Бабушку это ничуть не смутило.
– Вот что ваш сынуля вытворял! – воскликнула она, захватила полную жменю нечистого песка и молодецким движением метнула в лицо противницы. На этот раз никакие посторонние силы не вмешались, бросок был точен, песок засыпал глаза, набился в разинутый рот.
– Полиция! – проскрипела дама, безуспешно силясь отплеваться. Сынуля ее, забыв про собственные невзгоды, с интересом наблюдал за развитием конфликта.
– Полиции захотелось? – прогудела старушка, выпрямляясь во весь двухметровый рост. – А мне, значит, велела убираться к чертовой бабушке? Что же, я здесь!
Уже не морщинки, а глубокие рытвины прорезали лицо. Ласковая улыбка сменилась оскалом зубастой пасти. Чешуйчатый хвост одним щелчком вышиб смартфон из ослабевшей руки.
– Силы небесные! Свят! Свят! – зашамкала пропесоченная дама.
– Видали, как взмолилась? – воскликнула чертова бабушка. – Что скажете, девочки?
Две бесовские подруги поднялись со скамейки и шагнули вперед. То были уже не старушки, чья воркотня мирно журчит на посиделках, а гневные серафимы, призванные смирять и карать. Белоснежные крылья вздымались за спиной, ярчайшее сияние над головами слепило взор.
– Вот и силы небесные, все, как на заказ. Ты их звала, говори – зачем?

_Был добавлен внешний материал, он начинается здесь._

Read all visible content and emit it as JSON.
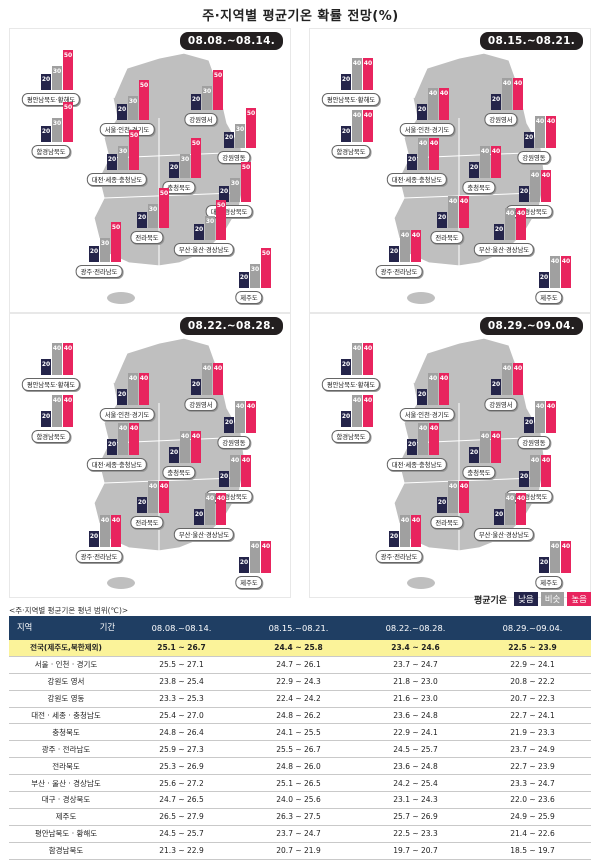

Несчастная попыталась упасть на колени, но жесткая лапа чертовой бабушки ухватила ее за шиворот, вздернула на воздух и медленно повернула перед ликами божественных посланниц, словно демонстрируя кутенка или цуцика, предназначенного для продажи.
– Что тут говорить? – глубоким контральто произнесла серафимка, локоны которой и теперь сохраняли голубоватый оттенок. – Стандартный экземпляр, законченная дрянь. Хоть сейчас можно на вилы – и в преисподнюю.
– Н-не н-надо… – судорожно сипела мамаша. – Я покаюсь…
– Кому такое покаяние нужно? Раньше надо было каяться. А теперь тебя только на выброс.